Spain’s radical left calls for ‘truth commission’ on the ’causes’ and culprits for the country’s giant banking ‘hole’
United Left has reiterated calls for a ‘truth commission’ on the causes and responsibility for Spain’s banking crisis amid the mounting bail out bill.
The latest estimates are that the sector that gambled on the housing market and lost billions is in line for €50-60 billion euros in public money.
The news has rocked global markets with speculation that Spain might need an international bailout that in Portugal, Ireland and Greece has turned a crisis into a total disaster.
Ordinary Spaniards are meanwhile fearful of their savings and angry that billions are being spent on bankers went health and education budgets are being slashed.
‘The vast majority of citizens, regardless of ideology want to know the truth of what is happening in the financial system and want to see the culprits of this financial hole identified,’ said United Left head Cayo Lara Monday.
The leader of the communist-led party that has 11 seats in parliament on an 8% share of the vote, criticized the proposals for parliamentary hearings put forward of the Socialists, who were in power when the banker-fuelled housing bubbled burst in 2007, sending the economy into turmoil. ‘This would not get to the bottom of the matter,’ he said, arguing that it would be seen as a ‘smoke screen’.
Lara said the governing Popular Party and the now opposition socialists ‘may be a tacit agreement to avoid a thorough investigation’ into the problem of ‘financial speculation’ that was now set to cost €50 billion or more.
The commission would investigate the management by the governments of both parties and members of boards of certain savings banks that ‘were mainly composed of Popular Party or Socialist’ appointees.

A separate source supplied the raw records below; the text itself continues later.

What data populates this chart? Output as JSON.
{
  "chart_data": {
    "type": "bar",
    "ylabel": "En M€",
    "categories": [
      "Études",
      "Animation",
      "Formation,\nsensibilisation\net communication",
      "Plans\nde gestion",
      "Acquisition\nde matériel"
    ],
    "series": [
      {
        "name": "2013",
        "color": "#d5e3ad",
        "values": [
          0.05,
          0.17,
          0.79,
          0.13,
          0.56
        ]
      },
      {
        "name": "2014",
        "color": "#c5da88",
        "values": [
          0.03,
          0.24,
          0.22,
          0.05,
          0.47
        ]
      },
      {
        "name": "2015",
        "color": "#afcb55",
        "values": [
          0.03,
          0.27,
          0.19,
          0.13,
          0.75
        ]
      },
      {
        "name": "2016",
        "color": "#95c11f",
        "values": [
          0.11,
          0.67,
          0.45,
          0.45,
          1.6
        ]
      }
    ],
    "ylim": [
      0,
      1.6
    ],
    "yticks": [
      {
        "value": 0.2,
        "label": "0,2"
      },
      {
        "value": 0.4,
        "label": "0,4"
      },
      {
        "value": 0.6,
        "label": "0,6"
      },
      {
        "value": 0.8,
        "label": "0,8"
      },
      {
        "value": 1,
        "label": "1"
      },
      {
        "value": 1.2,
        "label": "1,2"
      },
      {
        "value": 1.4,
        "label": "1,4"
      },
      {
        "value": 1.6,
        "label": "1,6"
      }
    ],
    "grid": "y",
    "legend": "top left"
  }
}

A ‘truth commission’ would need to look at the role of senior executives in banks that were appointed by both parties, political representatives of the affected regions, the governor of the Bank Spain and the head of the financial regulator CNMV, the latter being responsible for guaranteeing ‘that the financial system functions within a minimum of normality.’
The parliamentary speaker from the Popular Party has twice rejected a debate on the creation of this proposed commission of inquiry. The federal leader of United Left found this position ‘incomprehensible’.
‘You can not understand this huge hole could have ever existed without corruption or the insulting shielding of many scoundrels,’ he said, arguing that Bankia, Spain fourth largest bank at the centre of the banking meltdown, was the ‘exponent of the financial speculative model’ that has led to the current crisis.
He accused Bankia’s senior executives of lying and ‘misrepresenting’ the accounts so disastrously that they started by asking for €4 billion in aid and are now going for €19 billion.
United Left reiterated its rejection of ‘partial nationalization’ in favour of a total public takeover of the financial institution.
‘If we socialize the losses, we can also socialize the benefits when they come some day in the future. ”
United Left Economics and Labour spokesman José Antonio García Rubio added that the state should maintain its holding ‘indefinitely’ as ‘state control is the only way to ensure [the bank’s] viability and to reassure savers.’
Garcia Rubio said United Left was also opposed to the sale of Bankia’s industrial holdings such as electricity company Iberdrola, IT and defence company Indra, and property developer Metrovacesa.
Garcia Rubio wondered why it is possible to find money to help Bankia and not health or education.
He said that all anti-crisis measures taken since May 2010 by PSOE and PP have not been to overcome the economic problems but to ‘save the financial sector.’